Recent events on the world stage, particularly in Arab states, are whetting the appetite of the academic world with regard to the EU's foreign policy. The EU is taking on a greater role in international security, based on the theory that international stability can only be achieved by fostering the standards the EU itself was built on, namely multilateral treaties and institutions, democratic governance, respect for human rights and sustainable economic development and the like.

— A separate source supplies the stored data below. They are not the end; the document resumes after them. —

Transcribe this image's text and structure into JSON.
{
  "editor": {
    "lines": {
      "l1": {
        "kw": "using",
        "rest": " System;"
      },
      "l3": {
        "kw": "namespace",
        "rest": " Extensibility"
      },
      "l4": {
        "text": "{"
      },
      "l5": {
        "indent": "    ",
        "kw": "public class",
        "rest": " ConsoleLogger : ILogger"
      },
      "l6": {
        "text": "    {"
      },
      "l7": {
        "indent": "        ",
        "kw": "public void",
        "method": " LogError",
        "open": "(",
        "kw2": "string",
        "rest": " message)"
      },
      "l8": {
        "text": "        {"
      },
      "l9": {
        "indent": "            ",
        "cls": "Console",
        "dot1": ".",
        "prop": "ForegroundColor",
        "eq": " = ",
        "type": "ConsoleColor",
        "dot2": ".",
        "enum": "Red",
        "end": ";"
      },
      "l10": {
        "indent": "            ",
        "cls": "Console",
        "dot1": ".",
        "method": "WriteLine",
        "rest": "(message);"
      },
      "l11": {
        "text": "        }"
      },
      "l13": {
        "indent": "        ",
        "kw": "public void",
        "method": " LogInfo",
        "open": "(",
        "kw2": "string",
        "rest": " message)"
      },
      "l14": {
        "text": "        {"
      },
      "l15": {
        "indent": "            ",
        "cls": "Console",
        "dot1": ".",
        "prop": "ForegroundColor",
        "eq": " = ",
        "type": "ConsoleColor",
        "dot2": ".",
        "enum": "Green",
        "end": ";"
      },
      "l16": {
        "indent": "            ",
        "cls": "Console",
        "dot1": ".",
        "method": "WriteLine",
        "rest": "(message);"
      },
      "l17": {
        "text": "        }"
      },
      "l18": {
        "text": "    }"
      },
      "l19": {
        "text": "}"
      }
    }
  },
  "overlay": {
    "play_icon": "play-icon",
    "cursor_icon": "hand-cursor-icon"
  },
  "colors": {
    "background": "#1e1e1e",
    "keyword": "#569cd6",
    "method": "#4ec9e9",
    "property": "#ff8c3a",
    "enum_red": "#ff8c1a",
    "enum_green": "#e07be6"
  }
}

Formalised in the Barcelona Statement of 1995, the EU's partner countries around the Mediterranean, one of the most important regions for the EU in terms of security and foreign policy, the EU expressed aims for the future which, ten years on, have not kept up with expectations, particularly in the social field. This short study examines EU foreign policy with regard to Morocco, taking a realistic view by not looking at the EU as a body simply producing rather idealistic laws but viewing it as a rational stakeholder that has its material interests in mind along with rules and regulations. In other words, the EU's security can only be achieved through political stability in other countries, and lack of respect for democracy and human rights would be a sacrifice worth paying if benefits exceeded costs. The authors argue that looked at in this light, the EU's foreign policy is more successful than some sources might suggest.

(NDu)

*** ANNA MATVEEVA: EU stakes in Central Asia. Institute for Security Studies (see above). "Chaillot Papers", No. 91. 2006, 125 pp, €10. ISBN 92-9198-094-3.

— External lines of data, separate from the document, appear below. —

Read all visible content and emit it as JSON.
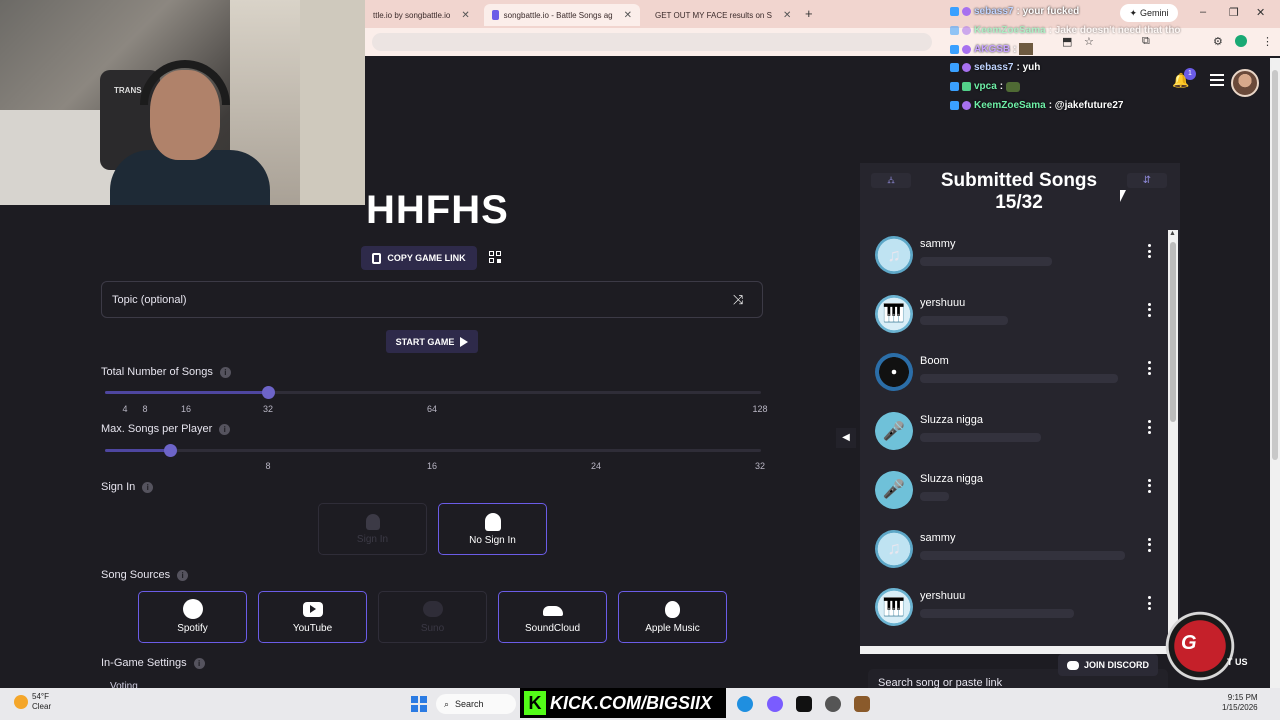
{
  "browser": {
    "tabs": [
      {
        "title": "ttle.io by songbattle.io",
        "color": "#c8b8d8"
      },
      {
        "title": "songbattle.io - Battle Songs ag",
        "color": "#6b5ce7"
      },
      {
        "title": "GET OUT MY FACE results on S",
        "color": "#e25a2f"
      }
    ],
    "new_tab": "+",
    "gemini_label": "Gemini",
    "window_controls": [
      "–",
      "❐",
      "✕"
    ],
    "toolbar_icons": [
      "⬒",
      "☆",
      "⧉",
      "⚙",
      "⋮"
    ]
  },
  "chat": [
    {
      "name": "sebass7",
      "message": ": your fucked",
      "name_class": "n-blue"
    },
    {
      "name": "KeemZoeSama",
      "message": ": Jake doesn't need that tho",
      "name_class": "n-green"
    },
    {
      "name": "AKGSB",
      "message": ":",
      "name_class": "n-purple"
    },
    {
      "name": "sebass7",
      "message": ": yuh",
      "name_class": "n-blue"
    },
    {
      "name": "vpca",
      "message": ":",
      "name_class": "n-green"
    },
    {
      "name": "KeemZoeSama",
      "message": ": @jakefuture27",
      "name_class": "n-green"
    }
  ],
  "header": {
    "notification_count": "1",
    "webcam_shirt_text": "TRANS"
  },
  "game": {
    "title": "HHFHS",
    "copy_link_label": "COPY GAME LINK",
    "topic_placeholder": "Topic (optional)",
    "start_label": "START GAME",
    "info_glyph": "i",
    "total_songs_label": "Total Number of Songs",
    "total_songs_ticks": [
      "4",
      "8",
      "16",
      "32",
      "64",
      "128"
    ],
    "total_songs_value": 32,
    "max_per_player_label": "Max. Songs per Player",
    "max_per_player_ticks": [
      "8",
      "16",
      "24",
      "32"
    ],
    "max_per_player_value": 2,
    "sign_in_label": "Sign In",
    "sign_in_options": [
      {
        "label": "Sign In",
        "enabled": false
      },
      {
        "label": "No Sign In",
        "enabled": true
      }
    ],
    "song_sources_label": "Song Sources",
    "song_sources": [
      {
        "label": "Spotify",
        "icon": "spotify-icon",
        "enabled": true
      },
      {
        "label": "YouTube",
        "icon": "youtube-icon",
        "enabled": true
      },
      {
        "label": "Suno",
        "icon": "suno-icon",
        "enabled": false
      },
      {
        "label": "SoundCloud",
        "icon": "soundcloud-icon",
        "enabled": true
      },
      {
        "label": "Apple Music",
        "icon": "apple-icon",
        "enabled": true
      }
    ],
    "in_game_settings_label": "In-Game Settings",
    "voting_label": "Voting"
  },
  "submitted": {
    "title": "Submitted Songs",
    "count": "15/32",
    "songs": [
      {
        "name": "sammy",
        "icon": "band-icon",
        "bar_fraction": 0.6
      },
      {
        "name": "yershuuu",
        "icon": "piano-icon",
        "bar_fraction": 0.4
      },
      {
        "name": "Boom",
        "icon": "vinyl-icon",
        "bar_fraction": 0.9
      },
      {
        "name": "Sluzza nigga",
        "icon": "microphone-icon",
        "bar_fraction": 0.55
      },
      {
        "name": "Sluzza nigga",
        "icon": "microphone-icon",
        "bar_fraction": 0.13
      },
      {
        "name": "sammy",
        "icon": "band-icon",
        "bar_fraction": 0.93
      },
      {
        "name": "yershuuu",
        "icon": "piano-icon",
        "bar_fraction": 0.7
      }
    ],
    "search_placeholder": "Search song or paste link",
    "discord_label": "JOIN DISCORD",
    "us_label": "T US"
  },
  "taskbar": {
    "temperature": "54°F",
    "weather": "Clear",
    "search_label": "Search",
    "kick_text": "KICK.COM/BIGSIIX",
    "time": "9:15 PM",
    "date": "1/15/2026"
  },
  "colors": {
    "accent": "#6b5ce7",
    "background": "#1d1c22",
    "panel": "#26252d"
  }
}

Anna Matveeva used to work for the United Nations development programme as a regional counsellor on peace and development in central Asia and as a researcher at the Royal Institute of International Affairs. She now works as an associate at the Crisis States Research Centre of the London Schools of Economics and is the author of several publications on the Caucasus and central Asia. She has excellent understand of her subject matter, to the delight of readers because central Asia has long remained outside the focus on the European Union's attention. Several aspects of the region, however, cut across EU interests in terms of foreign policy and security. The five countries that emerged from the collapse of the USSR have not, it is true, experienced the wild bursts of nationalism seen in the Balkans for example. And minorities tend to exist peacefully side by side with the rest of the population. Moreover, as the author points out, "the viability of the new states has been ensured and the worst effects of the transition period are over… Basic security and stability exists, while crime is not a big problem for society". On the other hand, however, these countries are governed by authoritarian governments of one degree or another, and are all riddled with corruption, with nepotism being the general rule. Political parties, where they exist, are insignificant politically. Militant Islam has taken root and organised crime (particularly international drug trafficking) is thriving. Anna Matveeva describes these different areas, in the field of politics and government by elites which help themselves to lavish slices of the national cake thereby acting as a serious drain on the economy, and regional security and the various challenges listed in the European security strategy. The book also describes the battle of influence by various regional and global powers in the region (Russia, China, the United States, etc) and the EU's policy for central Asia. Through these different aspects, Anna Matveeva shows readers that the situation in central Asia is not as foreign to European concerns as one might believe. She also makes suggestions for a more lucid and coherent approach, since: 'At present, both sides are locked in their own discourses, resembling two parallel monologues'.